The second punch smashed into his nose with a crunch that seemed to echo in his head, like the splintering of a tree being felled, and his limbs were unstrung. He fell to the ground, landing awkwardly on his backpack, and something – the sharp toe of a shoe – hit him in the ribs and in the side of his head. The sound of the other four cheering on their friend grew faint, drowned out by a high-pitched whine and the thunder of his own pulse. Each new blow sounded as if it were being delivered under water.

Ibrahim curled up into a ball, his arms around his head, knees tucked in as close to his chest as he could get them, and he had a single thought as dark and final as any he'd ever had.

Maybe this won't end.

And now the pain was coming through, as the fog of adrenalin began to clear. He felt his body being pummelled from all sides – there was more than one man kicking him now – as if the whole world had closed in and was mauling him.

Maybe this won't end.

The air kicked out of his lungs. The taste of copper on his tongue. Something gritty (bits of broken teeth?) floating around in his spit.

Maybe this won't end.

A final, sharp blow to his back, then a moment of quiet. The ringing in his ears faded, and he heard the traffic on the dual carriageway, and their footsteps getting quieter. When he dared to open his eyes again he saw the five men walking away, and he heard them laughing.

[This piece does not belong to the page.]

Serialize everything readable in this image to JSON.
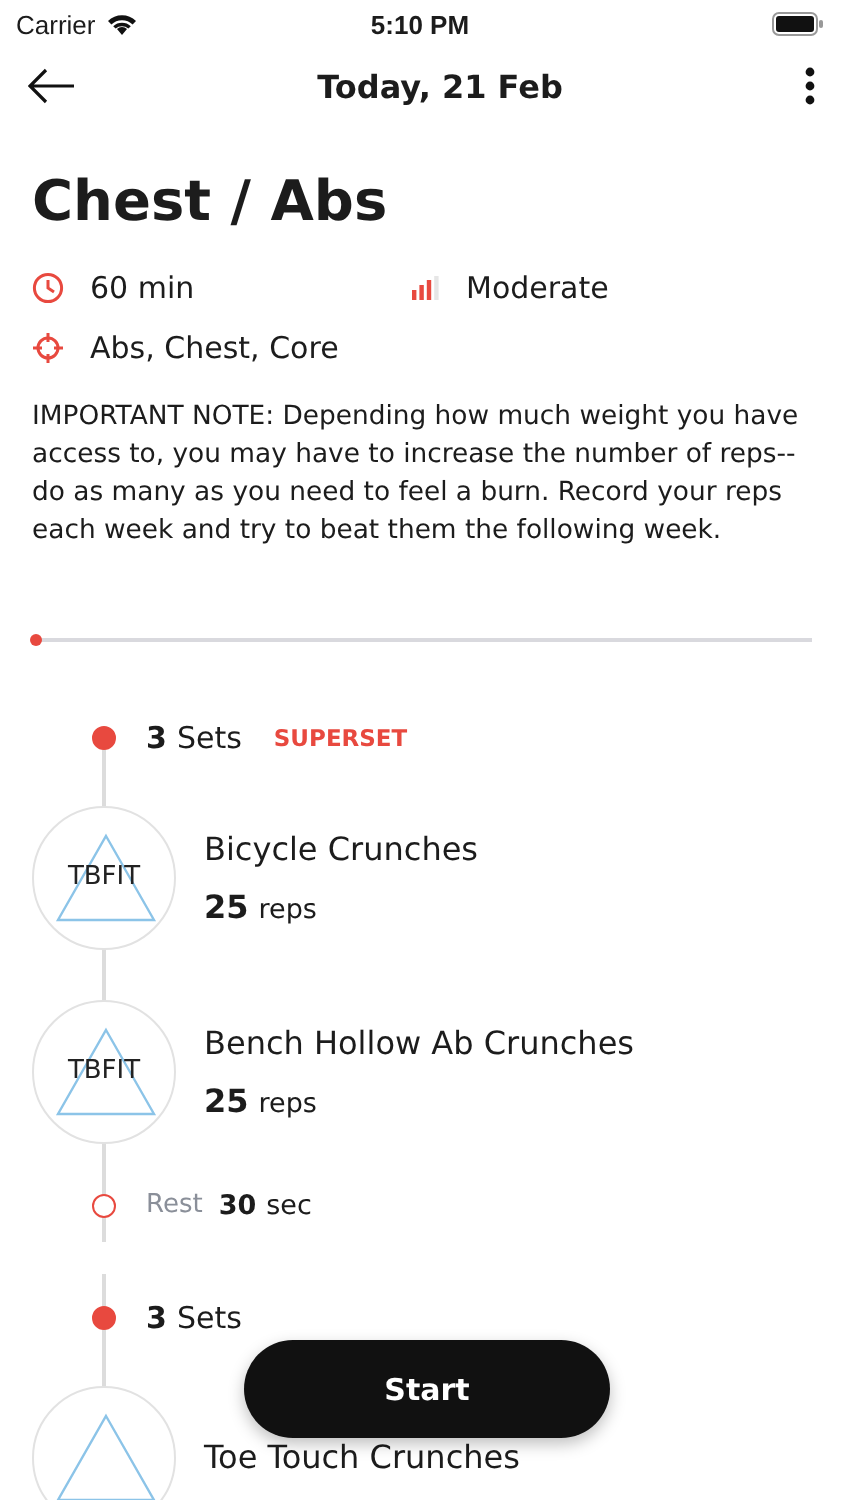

He waited until they were gone before sitting up, and he spat a mouthful of blood onto the path. His body tingled in the aftermath of violence, different morse codes of pain ringing out from his torso and limbs. It took an effort to stand, an even greater one for him to walk. He placed his hand over the ruptured flesh of his eyebrow, and felt fresh blood leaking out between his fingers. The bleeding wouldn't stop.

The path ended where it met with a busy road, and further along he saw the large illuminated sign of the hotel. If he could just get that far. But what then? If he staggered, bleeding, into the hotel, then what? They might call for the police, or an ambulance, and he couldn't go to hospital, or rather he
wouldn't
go to hospital. If he could just stop the bleeding, he'd be fine. Rest a little, carry on. No need for hospital. No need for the nurses' practised sympathy and the doctors' arch concern. And the police. What would he say to the police? They were five
gore
, dressed like every other
gora
he saw tonight. And what was he even doing here? A long way from either city he'd call home, and if he told them he was walking to London they would think him mad.

His left eye was closing up, the flesh around it swelling and pushing his eyelids shut. When he touched his face the skin felt distended and spongy, obliquely numb, as if it weren't his own. He felt a rising nausea and a dizziness, the orange lights at the roadside dancing like sparklers around a bonfire. The weight of his backpack drew him to the ground, pulling him back, and he landed heavily, rolling onto his side. His mouth filled up with more blood and spit, and the congealed blood inside his nose turned every breath into a rattle. Though it was late summer and the day had been warm, he felt a crystal cold creep through his limbs, and he passed out.